Revista Ñ/ Sábado 12 de julio de 2008
EL HOMBRE QUE SE REENCONTRÓ
Henri Duvernois
Cántaro Rescates. 157 páginas.
De la astrología podríamos decir: es la ciencia que te permite saber todo lo que va a ocurrir sin que puedas hacer nada para evitarlo. Lo mismo la vejez. El viejo es el triste astrólogo retrospectivo de sí mismo: sabe todo lo que debió y todo lo que no debió hacer. Pero ya es tarde. Debilidad en sobredosis, demasiada estupidez y mucha arrogancia terminan de fraguar la alquimia nefasta. Tales las razones de la indestructibilidad de la tragedia.
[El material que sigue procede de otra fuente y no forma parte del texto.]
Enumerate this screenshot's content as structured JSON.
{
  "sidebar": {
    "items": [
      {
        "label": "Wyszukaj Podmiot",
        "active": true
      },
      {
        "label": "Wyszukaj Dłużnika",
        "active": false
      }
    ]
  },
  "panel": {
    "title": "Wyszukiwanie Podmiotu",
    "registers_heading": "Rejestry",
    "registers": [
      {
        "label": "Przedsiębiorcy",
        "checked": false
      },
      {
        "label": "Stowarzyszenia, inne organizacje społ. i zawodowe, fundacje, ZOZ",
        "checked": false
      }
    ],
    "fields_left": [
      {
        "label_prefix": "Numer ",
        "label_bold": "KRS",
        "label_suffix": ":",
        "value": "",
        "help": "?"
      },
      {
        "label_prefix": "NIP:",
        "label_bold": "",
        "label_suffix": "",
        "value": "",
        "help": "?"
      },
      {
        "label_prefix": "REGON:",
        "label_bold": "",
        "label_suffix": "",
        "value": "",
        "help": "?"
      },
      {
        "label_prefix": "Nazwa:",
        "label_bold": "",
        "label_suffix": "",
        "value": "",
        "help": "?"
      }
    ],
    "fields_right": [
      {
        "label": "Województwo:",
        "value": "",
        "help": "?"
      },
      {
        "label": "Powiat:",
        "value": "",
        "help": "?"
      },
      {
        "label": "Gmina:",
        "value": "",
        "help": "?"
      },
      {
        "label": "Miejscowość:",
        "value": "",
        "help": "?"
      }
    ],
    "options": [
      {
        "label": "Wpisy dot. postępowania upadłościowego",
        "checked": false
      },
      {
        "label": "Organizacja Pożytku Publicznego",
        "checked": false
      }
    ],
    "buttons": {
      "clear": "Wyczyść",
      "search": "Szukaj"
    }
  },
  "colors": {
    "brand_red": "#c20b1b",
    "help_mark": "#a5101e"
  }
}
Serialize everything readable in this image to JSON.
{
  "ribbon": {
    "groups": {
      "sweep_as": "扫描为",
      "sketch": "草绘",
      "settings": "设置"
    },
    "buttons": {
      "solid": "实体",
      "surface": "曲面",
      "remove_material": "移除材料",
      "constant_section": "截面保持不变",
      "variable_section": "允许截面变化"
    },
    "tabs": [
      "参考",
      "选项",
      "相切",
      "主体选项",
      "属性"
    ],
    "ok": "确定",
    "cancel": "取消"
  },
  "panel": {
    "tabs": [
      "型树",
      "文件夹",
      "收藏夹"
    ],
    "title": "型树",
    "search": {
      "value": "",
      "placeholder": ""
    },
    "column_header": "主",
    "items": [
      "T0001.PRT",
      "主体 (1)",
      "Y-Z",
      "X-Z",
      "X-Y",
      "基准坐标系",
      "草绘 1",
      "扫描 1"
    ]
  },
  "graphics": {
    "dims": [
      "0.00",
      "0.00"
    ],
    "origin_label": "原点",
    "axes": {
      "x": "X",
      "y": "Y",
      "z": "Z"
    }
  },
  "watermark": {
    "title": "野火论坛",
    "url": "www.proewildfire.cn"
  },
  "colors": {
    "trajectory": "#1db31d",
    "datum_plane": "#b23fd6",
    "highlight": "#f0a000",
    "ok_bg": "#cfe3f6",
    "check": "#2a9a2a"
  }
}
Un hombre de cierta edad, harto de su presente, viaja al siglo anterior cuando todos éramos jóvenes (por así decir).
Es obvio que no se puede cambiar el pasado, ni siquiera viajando con la máquina del tiempo. Todo necesita una implacable cronología de evolución, y la madurez se alcanza cuando ya casi no vale la pena. Es como el drama de Ulises: “Volverás a Itaca, pero tarde y mal”.
Nuestro maduro señor descubre que en su familia están los peores extranjeros. Nadie lo escucha y su opinión carece de toda importancia. Les advierte de la ruina económica, de la guerra próxima, etc. Todo en vano: lo miran como a un iluminado chasco.
Lo que desencadena la tragedia para nuestro personaje, el viejo señor, es un incidente que tiene con Georgina, su joven amante. Porque una cosa es sospechar que uno es cornudo y otra muy distinta que telo enrostren, aun si no fue intencional. Porque mientras todo se mueva en el “creo que” uno puede (mediante un poderoso esfuerzo de voluntad) conservar sus otoñales ilusiones. Pero a las ilusiones se las come el sapo, sobre todo cuando uno es viejito. Viajar en la máquina del tiempo es una suerte de suicidio elegante, que nuestro amigo no duda en cometer. Sí, porque el affaire Georgina lo enfrenta con su condición de anciano tonto. Equivale a la pérdida de una guerra, a que a uno lo expulsen de Saigón con helicópteros y todo.
En las primeras páginas (y aún lejos de la hecatombe) el personaje se refiere a su “lindo pajarito” con ironía deliciosa: “No creo que Georgina sea interesada en el sentido craso del término. No creo tampoco que sea desinteresada. Se sonroja con mucha gracia cuando le pongo algunos billetes de banco en su cartera; aún así se va aferrándola con firmeza porque teme a los ladrones. Ella sería incapaz de entregarse por dinero pero también de entregarse a un pobre”. Para esta chica la pobreza es como la peste neumónica, que era mucho peor que la bubónica. El personaje está muy bien diseñado: “Cuando mi amante no habla de su cuerpo, de los alimentos elegidos que lo nutren, de los especialistas que lo masajean, suavizan y visten, entra en pánico: ‘¿Es verdad que el espíritu alemán es nocivo?’ o: ‘¿Es cierto que el comercio actual está en crisis? ’ Su angustia exige respuestas optimistas que yo no tardo en ofrendarle”.
Pero lo peor está en el pasado: no logra ayudar a nadie y, menos que menos, a sí mismo de joven: una mezcla de egoísmo brutal y obcecación hacen imposible todo cambio.
En esta novela Duvernois se muestra implacable consigo mismo. Es, ni más ni menos, una rendición de cuentas de su propia vida. La obra es de una sinceridad devastadora y me alegra haber tenido la oportunidad de leerla.